The raw materials for making magnesia carbon brick for electric furnace are high quality sintered magnesia, fused magnesia, graphite, binder and antioxidant. Periclase particles in magnesia act as aggregate in refractory brick. In order to produce high quality, it is necessary to select high purity magnesia (MgO content as high as possible, / SiO2 ≥ 2, bulk density ≥ 3.34g/cm3, good crystal development and porosity ≤ 3%).

Graphite is also the main raw material of electric furnace magnesia carbon brick. Its fixed carbon content, ash composition, oxidation resistance, particle size, shape, volatile matter and moisture directly affect the performance and application effect of electric furnace magnesia carbon brick. High purity flake graphite or flake graphite brick with high carbon content (C ≥ 95-96%) is selected to obtain the corrosion resistance, spalling resistance, high temperature strength and oxidation resistance of electric furnace magnesia carbon brick.

At present, the important application fields of carbon containing refractories are: 1. Electric furnace and ladle work; 2. Crucible for metal smelting; 3. Key components for continuous casting; 4. Refractory materials for blast furnace ironmaking; 5. Various refractory bricks can be produced by adding carbon, which is a high-grade basic magnesia carbon refractory.

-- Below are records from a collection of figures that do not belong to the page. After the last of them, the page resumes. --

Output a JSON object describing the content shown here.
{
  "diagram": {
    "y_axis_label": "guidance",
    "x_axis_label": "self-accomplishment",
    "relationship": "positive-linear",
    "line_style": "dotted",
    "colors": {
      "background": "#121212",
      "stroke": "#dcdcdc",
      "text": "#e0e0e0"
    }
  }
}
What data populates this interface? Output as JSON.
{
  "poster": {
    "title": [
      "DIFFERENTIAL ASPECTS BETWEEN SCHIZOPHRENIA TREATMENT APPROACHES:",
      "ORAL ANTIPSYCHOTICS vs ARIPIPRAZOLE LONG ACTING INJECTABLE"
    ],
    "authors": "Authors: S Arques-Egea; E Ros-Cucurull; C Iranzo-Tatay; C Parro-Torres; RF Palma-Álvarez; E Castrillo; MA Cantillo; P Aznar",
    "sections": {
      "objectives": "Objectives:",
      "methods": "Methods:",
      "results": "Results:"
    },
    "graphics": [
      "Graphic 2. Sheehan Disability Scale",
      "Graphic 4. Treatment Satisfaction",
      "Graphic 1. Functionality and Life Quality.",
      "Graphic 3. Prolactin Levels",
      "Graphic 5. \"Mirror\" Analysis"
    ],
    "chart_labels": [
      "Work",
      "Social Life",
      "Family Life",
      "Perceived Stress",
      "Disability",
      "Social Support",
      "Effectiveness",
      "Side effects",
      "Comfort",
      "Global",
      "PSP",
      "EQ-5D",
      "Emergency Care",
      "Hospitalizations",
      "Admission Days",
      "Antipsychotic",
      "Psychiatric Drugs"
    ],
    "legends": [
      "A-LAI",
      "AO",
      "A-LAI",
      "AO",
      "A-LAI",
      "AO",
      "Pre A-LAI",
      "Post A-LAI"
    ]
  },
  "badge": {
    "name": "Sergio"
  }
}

thumb_ 20201029171605_ 449.jpg

Manufacturer of magnesia carbon brick for electric furnace

There are many ways to add carbon to refractories

The open porosity of sintered oxide refractories is about 12%, most of which can be filled with tar pitch or resin. Due to the relatively low volatilization and density of volatiles, the residual carbon rate of these products is about 2% ~ 3%. The alumina magnesia carbon brick was developed by using special bauxite clinker, fused magnesia, phenolic resin and high-purity graphite as main raw materials and various additives. It was applied to 80 ton EAF ladle of Xuanhua Iron and Steel Co., Ltd. and good results were obtained and production requirements were met. Wet gunning is a method of mixing refractory aggregates, binders, additives and water into a dense slurry, and then the slurry is put on the gunning surface with compressed air magnesia alumina carbon brick by gunning machine. It is characterized by simple operation, high adhesion and rapid sintering. However, due to the large water content and fine grain size, the shrinkage is also large. At the same time, due to the thin gunning layer, durability.

Semi dry gunning is a method of mixing refractory aggregates, binders, additives, etc. with water through the water ring hole at the atomizing end of the spray gun, and then the compressed air is sent to the gunning surface. The amount of water can be adjusted according to the gunning condition, and generally fluctuates between 10-20%, which is much lower than that of wet gunning. Therefore, the gunning layer has large bulk density and small shrinkage, and can obtain thick gunning layer with good durability, but the rebound is slightly higher than that of wet method, so this gunning method is widely used.

Flame gunning is a repair method in which the mixture of refractory aggregate, flux or heating agent is transported to the nozzle by compressed oxygen, mixed with high calorific value fuel, and the surface of magnesia alumina carbon brick fire aggregate particles is instantly heated to molten or semi molten state, and then adhered to the furnace lining. The gunning layer obtained by this construction method has compact structure, high strength, corrosion resistance and erosion resistance Strong, solid and durable.

The formed magnesia carbon brick can only be used after hardening treatment. The plague of hardening treatment has a great influence on the properties of refractory brick. It has been proved that the hardening treatment at 200-250 ℃ is more suitable for the volume density and reduction of porosity of brick. When the temperature is higher than 250 ℃ and lower than 200 ℃, the hardening treatment will bring adverse effects. It is necessary to strictly improve and control the air. Generally, when the temperature is 50-60 ℃, due to the softening of the resin, it should be kept warm; when it is 100-110 ℃, because there is a large amount of solvent discharged, it should be kept warm; if the temperature is 200-250 ℃, it should also be kept properly to make the reaction complete.